Maintenant, une telle découverte mérite un examen minutieux. Donc, pour vérifier si Sensei est bien un vrai capteur de fer, l'équipe a testé si l'ARN était capable de lier le fer au milieu d'un déluge d'autres molécules. Fidèle à son nom, Sensei était un maître. Quels que soient les ions métalliques présents dans le mélange, Sensei était intransigeant et a toujours choisi de lier Fe 2+ - ce qui en fait l'un des ARN métallorégulateurs les plus fins et les plus puissants découverts à ce jour.

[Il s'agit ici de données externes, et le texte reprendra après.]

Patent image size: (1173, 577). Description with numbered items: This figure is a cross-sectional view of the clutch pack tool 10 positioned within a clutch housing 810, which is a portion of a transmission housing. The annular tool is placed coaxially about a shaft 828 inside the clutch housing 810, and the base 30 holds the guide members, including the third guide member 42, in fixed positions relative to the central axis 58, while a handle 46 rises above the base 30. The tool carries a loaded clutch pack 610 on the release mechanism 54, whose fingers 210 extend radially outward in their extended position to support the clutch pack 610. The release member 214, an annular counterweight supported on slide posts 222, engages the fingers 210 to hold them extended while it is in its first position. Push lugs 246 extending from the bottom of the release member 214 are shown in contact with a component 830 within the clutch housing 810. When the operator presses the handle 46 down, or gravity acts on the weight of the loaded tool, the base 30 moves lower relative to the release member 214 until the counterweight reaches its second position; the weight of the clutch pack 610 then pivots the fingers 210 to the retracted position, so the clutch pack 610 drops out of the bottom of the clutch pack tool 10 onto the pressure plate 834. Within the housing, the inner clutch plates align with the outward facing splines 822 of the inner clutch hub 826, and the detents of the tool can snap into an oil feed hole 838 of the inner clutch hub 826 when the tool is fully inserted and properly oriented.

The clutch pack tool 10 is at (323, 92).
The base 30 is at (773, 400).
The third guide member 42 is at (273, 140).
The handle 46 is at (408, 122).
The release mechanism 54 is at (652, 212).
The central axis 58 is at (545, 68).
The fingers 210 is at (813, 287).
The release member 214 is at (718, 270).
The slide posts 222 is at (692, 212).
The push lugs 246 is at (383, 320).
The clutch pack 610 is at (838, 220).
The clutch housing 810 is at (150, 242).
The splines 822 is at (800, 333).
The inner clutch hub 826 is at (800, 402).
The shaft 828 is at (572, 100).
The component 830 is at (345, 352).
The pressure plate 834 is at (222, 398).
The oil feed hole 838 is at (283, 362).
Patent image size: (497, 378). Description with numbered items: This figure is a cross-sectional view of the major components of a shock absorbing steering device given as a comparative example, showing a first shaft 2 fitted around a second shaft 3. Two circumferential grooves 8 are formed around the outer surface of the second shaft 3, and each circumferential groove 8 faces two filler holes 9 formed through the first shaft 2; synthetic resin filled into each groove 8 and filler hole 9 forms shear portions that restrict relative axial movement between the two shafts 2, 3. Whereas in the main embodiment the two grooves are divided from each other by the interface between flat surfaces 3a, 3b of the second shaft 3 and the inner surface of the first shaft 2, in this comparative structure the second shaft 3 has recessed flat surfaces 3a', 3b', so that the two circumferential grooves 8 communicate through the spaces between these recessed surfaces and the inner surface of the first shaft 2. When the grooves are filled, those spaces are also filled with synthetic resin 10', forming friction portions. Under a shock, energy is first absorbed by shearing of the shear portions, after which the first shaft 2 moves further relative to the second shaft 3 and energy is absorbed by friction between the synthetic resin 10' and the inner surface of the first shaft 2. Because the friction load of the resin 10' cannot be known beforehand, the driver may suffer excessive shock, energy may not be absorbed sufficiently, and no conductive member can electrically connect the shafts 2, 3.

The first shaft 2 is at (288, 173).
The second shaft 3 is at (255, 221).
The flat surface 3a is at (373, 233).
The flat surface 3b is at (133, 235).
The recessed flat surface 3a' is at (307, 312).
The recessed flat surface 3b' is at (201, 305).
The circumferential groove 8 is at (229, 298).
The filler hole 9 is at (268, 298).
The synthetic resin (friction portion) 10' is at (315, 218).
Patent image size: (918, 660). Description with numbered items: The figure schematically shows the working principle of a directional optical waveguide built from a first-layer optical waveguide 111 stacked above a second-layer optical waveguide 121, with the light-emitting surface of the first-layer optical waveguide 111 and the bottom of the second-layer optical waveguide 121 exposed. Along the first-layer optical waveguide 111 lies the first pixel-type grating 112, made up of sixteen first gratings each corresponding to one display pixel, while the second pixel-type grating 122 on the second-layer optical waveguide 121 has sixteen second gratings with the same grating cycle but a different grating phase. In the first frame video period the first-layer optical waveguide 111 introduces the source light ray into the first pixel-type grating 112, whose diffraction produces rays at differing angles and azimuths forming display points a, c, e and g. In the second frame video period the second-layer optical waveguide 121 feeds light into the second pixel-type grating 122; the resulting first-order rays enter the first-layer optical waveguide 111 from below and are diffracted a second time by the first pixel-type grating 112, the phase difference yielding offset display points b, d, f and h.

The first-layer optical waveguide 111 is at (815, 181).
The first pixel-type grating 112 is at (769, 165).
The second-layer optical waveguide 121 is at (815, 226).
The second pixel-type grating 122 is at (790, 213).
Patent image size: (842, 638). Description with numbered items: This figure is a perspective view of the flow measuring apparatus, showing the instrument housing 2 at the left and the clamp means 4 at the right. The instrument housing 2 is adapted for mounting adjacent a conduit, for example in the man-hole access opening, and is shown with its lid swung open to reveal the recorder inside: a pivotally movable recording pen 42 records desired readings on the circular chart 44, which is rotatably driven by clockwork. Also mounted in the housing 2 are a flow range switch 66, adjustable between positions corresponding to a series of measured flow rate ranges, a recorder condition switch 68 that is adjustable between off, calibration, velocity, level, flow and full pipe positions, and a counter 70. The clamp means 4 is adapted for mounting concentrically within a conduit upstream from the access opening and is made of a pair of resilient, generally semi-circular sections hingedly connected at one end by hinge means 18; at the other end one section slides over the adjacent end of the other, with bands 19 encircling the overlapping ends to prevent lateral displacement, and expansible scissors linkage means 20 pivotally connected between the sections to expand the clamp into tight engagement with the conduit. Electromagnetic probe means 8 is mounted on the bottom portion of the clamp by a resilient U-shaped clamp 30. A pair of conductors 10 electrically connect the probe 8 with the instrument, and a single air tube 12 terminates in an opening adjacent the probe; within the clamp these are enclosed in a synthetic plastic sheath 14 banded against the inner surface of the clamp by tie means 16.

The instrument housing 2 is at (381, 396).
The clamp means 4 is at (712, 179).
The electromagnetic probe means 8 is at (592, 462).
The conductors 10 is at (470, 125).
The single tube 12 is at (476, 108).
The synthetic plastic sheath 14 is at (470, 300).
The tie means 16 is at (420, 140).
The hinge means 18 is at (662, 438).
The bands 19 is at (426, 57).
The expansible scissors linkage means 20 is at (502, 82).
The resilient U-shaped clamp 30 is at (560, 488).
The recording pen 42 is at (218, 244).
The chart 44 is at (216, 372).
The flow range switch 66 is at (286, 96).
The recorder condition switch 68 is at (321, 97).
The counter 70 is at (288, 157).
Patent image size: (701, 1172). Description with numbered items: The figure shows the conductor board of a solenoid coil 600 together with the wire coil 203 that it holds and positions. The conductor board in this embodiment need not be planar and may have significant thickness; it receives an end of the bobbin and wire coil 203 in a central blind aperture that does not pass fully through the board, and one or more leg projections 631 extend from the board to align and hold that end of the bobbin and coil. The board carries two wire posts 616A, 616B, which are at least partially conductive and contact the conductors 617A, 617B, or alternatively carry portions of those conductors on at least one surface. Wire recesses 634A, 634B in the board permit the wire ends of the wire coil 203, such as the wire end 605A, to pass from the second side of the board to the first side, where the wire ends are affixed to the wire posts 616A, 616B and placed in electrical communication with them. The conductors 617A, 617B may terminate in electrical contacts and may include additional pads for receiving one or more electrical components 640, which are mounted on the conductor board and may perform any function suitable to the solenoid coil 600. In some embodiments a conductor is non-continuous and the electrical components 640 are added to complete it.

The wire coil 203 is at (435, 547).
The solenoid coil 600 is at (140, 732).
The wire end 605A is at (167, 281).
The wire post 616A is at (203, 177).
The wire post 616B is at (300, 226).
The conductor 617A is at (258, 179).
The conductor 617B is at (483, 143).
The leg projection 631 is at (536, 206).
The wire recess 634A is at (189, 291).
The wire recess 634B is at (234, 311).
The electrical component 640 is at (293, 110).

La question était alors :que se passe-t-il lorsque Sensei lie le fer ? A l'échelle structurelle, l'ARN lié au fer se transforme et adopte une « pose » qui favorise la traduction des protéines. En réalité, il ouvre sa structure de telle sorte que les gènes liés au fer présents à proximité génomique peuvent être transformés en protéines.
Avec ces informations en main, les chercheurs se sont alors transformés en ingénieurs astucieux. Ils ont modifié la séquence de l'ARN et identifié les parties de la structure en forme de feuille de trèfle qui peuvent lier le fer. Puis, ils sont allés plus loin et ont apporté un petit changement dans la séquence de l'ARN, ce qui a fait passer la compétence de l'ARN de la détection du fer à la détection du nickel et du cobalt.
"Cette ingénierie à l'échelle nanométrique de la détection du fer que nous démontrons, permettra, espérons-le, de préparer le terrain pour la conception de biocapteurs de fer qui pourraient être utiles à la fois à la biologie bactérienne et à la biomédecine, " explique Arati.
Cette histoire est autant une découverte par un heureux hasard, car il s'agit de ce que la découverte nous a appris :la polyvalence de l'ARN, la spécificité inflexible derrière la structure fragile d'un ARN et sa capacité à détecter quelque chose d'aussi fondamental que le fer. Quelle meilleure façon de l'honorer qu'en l'appelant Sensei, sens enseignant?